Trade policy for this fiscal year came up with many resolutions to foster growth of foreign exchange revenue in pharmaceutical industry. Along with showing its tendency to build relation of local health services sector with Indian pharmaceutical industry, government has also showed its readiness to incentivize local exporting medicinal manufacturers. It has propounded to award pioneer industry status to Biotech drugs manufacturing and provide tax incentives to encourage export of value added products and in particular those products manufactured by small and medium enterprises. Draw back rate for pharmaceuticals will increase by 1% of freight on board.

Furthermore, government will subsidize 50% cost of the registration of herbal medicines in foreign countries. Similar to what is done in the case of export of pharmaceutical products. It has also been decided that Ministry of Health will establish bio-availability and bio-equivalence laboratories in the National Institute of Health.

Government will support setting up of pharmaceutical plants by providing depreciation allowance facility of 90% in the first year on investment in plant, machinery, and equipment. Now, pharmaceutical exporters can send free samples of up to 10 percent of the purchase order to abroad and hold in retention 15 percent of their export proceeds.

All will probably go well with the desire of flourishing export sectors and improving exporting capacity of indigenous pharmaceuticals production. But, prior to be indulged in the obsession of increasing foreign exchange, it would be prudent on the part of economic policy makers had internal deformities been disentangled primarily for the benefits of the people at large.

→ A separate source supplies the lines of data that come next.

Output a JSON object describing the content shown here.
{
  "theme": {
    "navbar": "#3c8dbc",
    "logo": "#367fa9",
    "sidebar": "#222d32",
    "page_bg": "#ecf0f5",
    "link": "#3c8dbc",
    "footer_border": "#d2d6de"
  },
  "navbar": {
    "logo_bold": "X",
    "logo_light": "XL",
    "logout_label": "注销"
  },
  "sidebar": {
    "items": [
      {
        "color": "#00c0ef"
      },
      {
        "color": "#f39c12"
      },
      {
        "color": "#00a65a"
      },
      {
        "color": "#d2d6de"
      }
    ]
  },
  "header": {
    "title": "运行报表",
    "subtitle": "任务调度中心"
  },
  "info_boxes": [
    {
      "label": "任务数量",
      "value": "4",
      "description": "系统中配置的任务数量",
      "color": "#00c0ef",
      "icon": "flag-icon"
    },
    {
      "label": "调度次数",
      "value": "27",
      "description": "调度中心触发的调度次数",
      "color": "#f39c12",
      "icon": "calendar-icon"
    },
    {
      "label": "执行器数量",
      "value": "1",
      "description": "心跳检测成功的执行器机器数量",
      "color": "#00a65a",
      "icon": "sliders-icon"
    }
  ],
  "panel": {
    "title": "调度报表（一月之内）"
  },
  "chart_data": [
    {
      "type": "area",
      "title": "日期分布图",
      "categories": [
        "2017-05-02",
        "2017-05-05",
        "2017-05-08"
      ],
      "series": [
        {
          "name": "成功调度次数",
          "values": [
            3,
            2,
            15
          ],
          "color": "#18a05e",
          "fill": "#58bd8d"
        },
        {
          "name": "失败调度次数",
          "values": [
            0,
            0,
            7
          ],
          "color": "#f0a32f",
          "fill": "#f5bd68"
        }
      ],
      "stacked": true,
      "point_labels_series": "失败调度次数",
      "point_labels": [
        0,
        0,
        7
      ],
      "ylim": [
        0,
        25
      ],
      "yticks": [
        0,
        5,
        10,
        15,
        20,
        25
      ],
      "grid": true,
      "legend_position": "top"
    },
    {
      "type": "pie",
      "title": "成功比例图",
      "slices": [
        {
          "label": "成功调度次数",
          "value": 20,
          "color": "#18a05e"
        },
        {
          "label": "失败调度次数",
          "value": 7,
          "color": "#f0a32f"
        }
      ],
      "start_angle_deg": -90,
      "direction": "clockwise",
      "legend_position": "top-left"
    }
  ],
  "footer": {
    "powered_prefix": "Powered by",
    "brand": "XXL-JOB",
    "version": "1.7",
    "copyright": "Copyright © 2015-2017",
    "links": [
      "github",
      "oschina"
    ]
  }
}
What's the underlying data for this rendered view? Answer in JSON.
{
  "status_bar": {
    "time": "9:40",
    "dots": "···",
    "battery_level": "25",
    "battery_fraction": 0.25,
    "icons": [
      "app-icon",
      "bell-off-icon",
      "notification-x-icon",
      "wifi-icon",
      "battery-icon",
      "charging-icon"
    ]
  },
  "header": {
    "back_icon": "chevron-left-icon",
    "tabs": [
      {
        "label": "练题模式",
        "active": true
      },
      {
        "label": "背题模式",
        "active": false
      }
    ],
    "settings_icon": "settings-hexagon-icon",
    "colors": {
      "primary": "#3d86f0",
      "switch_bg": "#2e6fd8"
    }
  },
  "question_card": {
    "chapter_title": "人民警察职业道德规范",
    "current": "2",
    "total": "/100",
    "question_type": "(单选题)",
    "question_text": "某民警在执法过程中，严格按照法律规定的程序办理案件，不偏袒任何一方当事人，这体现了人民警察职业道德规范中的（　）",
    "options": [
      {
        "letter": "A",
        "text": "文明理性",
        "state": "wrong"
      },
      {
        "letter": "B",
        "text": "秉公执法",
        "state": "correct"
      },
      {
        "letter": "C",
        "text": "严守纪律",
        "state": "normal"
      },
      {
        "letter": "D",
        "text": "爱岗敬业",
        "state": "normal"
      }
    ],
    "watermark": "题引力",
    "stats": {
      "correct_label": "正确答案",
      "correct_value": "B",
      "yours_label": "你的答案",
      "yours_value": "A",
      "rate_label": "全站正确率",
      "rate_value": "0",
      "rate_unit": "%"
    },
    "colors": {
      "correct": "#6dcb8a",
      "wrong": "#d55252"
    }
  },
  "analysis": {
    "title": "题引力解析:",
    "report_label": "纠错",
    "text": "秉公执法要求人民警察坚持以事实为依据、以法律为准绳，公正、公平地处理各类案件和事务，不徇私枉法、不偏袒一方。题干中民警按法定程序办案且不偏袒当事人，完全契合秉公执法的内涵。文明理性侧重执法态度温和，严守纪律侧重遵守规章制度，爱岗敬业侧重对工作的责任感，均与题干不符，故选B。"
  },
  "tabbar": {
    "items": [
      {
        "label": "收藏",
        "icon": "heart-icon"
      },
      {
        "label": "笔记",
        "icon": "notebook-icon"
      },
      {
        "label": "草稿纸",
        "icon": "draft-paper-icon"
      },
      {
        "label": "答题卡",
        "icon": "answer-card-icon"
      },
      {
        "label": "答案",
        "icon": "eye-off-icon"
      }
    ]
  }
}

Humayuon said, "Sense of nationalism is rapidly neutralizing". He says it is necessary alike for the economy and the society. The life saving profession of health service has been fraught with the inhumane commercial motives. Free trade with India would have translated cost-cut benefits to end users had it been there no structural disorders in the supply chain of pharmaceutical industry of the country. Ministry of health should first pay heed to suggestions which are in favour of masses and must put right required anomalies of price structure of pharmaceuticals.

While local industry enjoys tax free status, indirect tax nullifies cost benefits to manufacturers. Advisably, permission of finished medicines from India would be advantageous. Generally Indian pharmaceutical industry spends less on packaging, minimising consumer prices of medicines. In contrast, local industry has to sustain general sales tax levied over package printing in Pakistan.